Cast in two parts, this cycle of seven songs represents a kind of musical portrait of an American poet – much admired by Robert Frost – whose reputation as a master of verse, and of the sonnet in particular, was offset by her adventurous – even notorious – personal life.
A ‘Counting-out Rhyme’ (the genre of the children’s ‘One potato, two potato…’ game) opens the sequence and recurs in fragments as a kind of Mussorgskyan link (like the Promenade in Pictures) both between and within a few of the songs. In part, as in some counting-out games, the rhyme might be understood as a metaphor for something of a quasi-fatalistic nature.
Part I explores themes of love, regretting its loss and sometime futility. Part II, opening with the lightest song in the work, rapidly darkens to a nightmarish mood and concludes with the sonnet – fourteen lines – which, paraphrased, gives the work its title.
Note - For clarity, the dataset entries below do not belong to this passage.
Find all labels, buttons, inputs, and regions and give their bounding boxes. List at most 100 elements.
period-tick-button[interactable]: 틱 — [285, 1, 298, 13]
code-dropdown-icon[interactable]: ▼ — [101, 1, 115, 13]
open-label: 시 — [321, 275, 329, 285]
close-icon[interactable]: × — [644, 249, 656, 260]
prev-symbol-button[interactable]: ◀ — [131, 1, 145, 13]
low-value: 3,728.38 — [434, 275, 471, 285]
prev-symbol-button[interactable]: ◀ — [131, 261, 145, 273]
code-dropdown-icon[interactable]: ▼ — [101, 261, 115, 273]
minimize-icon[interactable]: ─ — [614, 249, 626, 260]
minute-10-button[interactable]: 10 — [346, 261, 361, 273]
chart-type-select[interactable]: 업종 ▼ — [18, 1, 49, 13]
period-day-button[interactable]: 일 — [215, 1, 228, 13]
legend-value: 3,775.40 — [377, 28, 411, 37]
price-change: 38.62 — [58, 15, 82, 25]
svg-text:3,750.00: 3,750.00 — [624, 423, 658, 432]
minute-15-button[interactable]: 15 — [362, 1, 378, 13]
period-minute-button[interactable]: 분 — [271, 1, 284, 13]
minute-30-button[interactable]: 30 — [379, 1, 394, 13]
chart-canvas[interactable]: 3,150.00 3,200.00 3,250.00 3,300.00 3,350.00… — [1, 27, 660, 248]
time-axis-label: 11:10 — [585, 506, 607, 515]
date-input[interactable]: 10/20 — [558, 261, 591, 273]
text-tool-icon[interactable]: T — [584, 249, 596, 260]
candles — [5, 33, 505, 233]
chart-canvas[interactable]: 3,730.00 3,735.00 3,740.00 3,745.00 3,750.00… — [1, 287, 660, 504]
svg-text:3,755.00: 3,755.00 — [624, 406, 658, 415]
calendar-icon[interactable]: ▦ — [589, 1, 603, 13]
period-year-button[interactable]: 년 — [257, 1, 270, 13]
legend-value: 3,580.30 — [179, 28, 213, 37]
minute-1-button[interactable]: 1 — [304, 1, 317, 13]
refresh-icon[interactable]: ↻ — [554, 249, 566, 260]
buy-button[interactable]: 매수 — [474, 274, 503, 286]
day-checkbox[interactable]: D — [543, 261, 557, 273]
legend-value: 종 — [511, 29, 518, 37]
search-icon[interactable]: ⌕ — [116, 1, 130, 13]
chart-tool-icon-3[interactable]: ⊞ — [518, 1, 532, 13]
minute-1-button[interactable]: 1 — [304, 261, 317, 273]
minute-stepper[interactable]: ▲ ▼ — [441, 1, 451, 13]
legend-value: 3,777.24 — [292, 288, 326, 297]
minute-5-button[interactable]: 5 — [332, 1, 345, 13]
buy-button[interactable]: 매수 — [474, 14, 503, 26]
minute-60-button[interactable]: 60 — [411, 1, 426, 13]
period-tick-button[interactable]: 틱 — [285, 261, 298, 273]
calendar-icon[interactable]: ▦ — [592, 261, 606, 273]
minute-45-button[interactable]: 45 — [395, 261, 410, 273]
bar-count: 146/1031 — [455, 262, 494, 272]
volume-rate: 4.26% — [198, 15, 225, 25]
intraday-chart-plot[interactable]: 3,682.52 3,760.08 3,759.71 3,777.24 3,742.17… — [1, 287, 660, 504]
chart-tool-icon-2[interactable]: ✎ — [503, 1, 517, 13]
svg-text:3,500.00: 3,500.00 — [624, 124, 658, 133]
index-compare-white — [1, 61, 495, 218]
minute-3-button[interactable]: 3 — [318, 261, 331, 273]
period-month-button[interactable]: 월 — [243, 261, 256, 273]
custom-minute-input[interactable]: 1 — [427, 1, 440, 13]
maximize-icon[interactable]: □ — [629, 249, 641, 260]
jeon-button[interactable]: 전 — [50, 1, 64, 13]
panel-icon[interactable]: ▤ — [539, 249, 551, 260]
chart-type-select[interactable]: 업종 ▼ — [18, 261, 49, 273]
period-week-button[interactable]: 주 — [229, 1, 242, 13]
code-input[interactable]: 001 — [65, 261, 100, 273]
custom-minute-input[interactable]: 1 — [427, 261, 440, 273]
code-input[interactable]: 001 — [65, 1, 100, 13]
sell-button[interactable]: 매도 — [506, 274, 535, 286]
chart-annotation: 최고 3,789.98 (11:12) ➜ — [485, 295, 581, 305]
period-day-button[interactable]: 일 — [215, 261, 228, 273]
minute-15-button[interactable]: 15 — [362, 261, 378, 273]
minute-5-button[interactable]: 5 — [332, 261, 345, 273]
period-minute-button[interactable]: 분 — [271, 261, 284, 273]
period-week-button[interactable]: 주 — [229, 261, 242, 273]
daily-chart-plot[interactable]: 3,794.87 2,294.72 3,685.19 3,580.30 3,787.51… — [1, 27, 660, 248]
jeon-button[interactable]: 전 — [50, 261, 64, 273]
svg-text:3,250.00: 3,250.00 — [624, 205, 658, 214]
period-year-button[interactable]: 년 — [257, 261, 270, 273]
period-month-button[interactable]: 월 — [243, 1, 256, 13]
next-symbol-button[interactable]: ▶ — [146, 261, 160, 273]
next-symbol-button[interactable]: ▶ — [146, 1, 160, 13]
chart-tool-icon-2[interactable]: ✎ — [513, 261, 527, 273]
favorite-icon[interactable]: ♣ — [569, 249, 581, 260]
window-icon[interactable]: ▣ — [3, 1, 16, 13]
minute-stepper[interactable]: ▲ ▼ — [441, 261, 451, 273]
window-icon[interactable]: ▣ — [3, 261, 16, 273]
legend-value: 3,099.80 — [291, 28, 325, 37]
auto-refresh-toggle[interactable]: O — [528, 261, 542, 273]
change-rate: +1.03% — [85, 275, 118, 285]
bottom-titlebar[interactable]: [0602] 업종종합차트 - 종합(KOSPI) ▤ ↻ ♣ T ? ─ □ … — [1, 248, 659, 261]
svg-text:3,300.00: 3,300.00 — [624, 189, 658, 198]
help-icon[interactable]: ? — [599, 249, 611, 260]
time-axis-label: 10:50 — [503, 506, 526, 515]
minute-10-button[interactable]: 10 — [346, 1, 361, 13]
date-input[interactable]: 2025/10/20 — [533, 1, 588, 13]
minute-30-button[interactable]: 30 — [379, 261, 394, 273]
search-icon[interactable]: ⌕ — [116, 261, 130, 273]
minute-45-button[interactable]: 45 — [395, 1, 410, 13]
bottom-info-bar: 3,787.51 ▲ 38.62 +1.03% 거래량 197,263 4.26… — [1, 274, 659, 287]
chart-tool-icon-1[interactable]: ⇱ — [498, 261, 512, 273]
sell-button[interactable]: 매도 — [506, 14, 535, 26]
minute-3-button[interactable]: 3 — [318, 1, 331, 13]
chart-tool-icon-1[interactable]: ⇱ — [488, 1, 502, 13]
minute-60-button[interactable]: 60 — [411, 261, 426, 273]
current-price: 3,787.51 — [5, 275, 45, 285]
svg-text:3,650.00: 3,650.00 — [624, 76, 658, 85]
Its succinct expression of the philosophical and technical dilemmas of the poet, as she struggles to put the violent and demonic tyranny of existential Disorder into the Order of the poem, is reminiscent of the age-old conflict of Dionysus and Apollo: the archetype which has underpinned so much artistic endeavour.
Chaos in fourteen lines was commissioned by Canadian pianist, Margaret Bruce.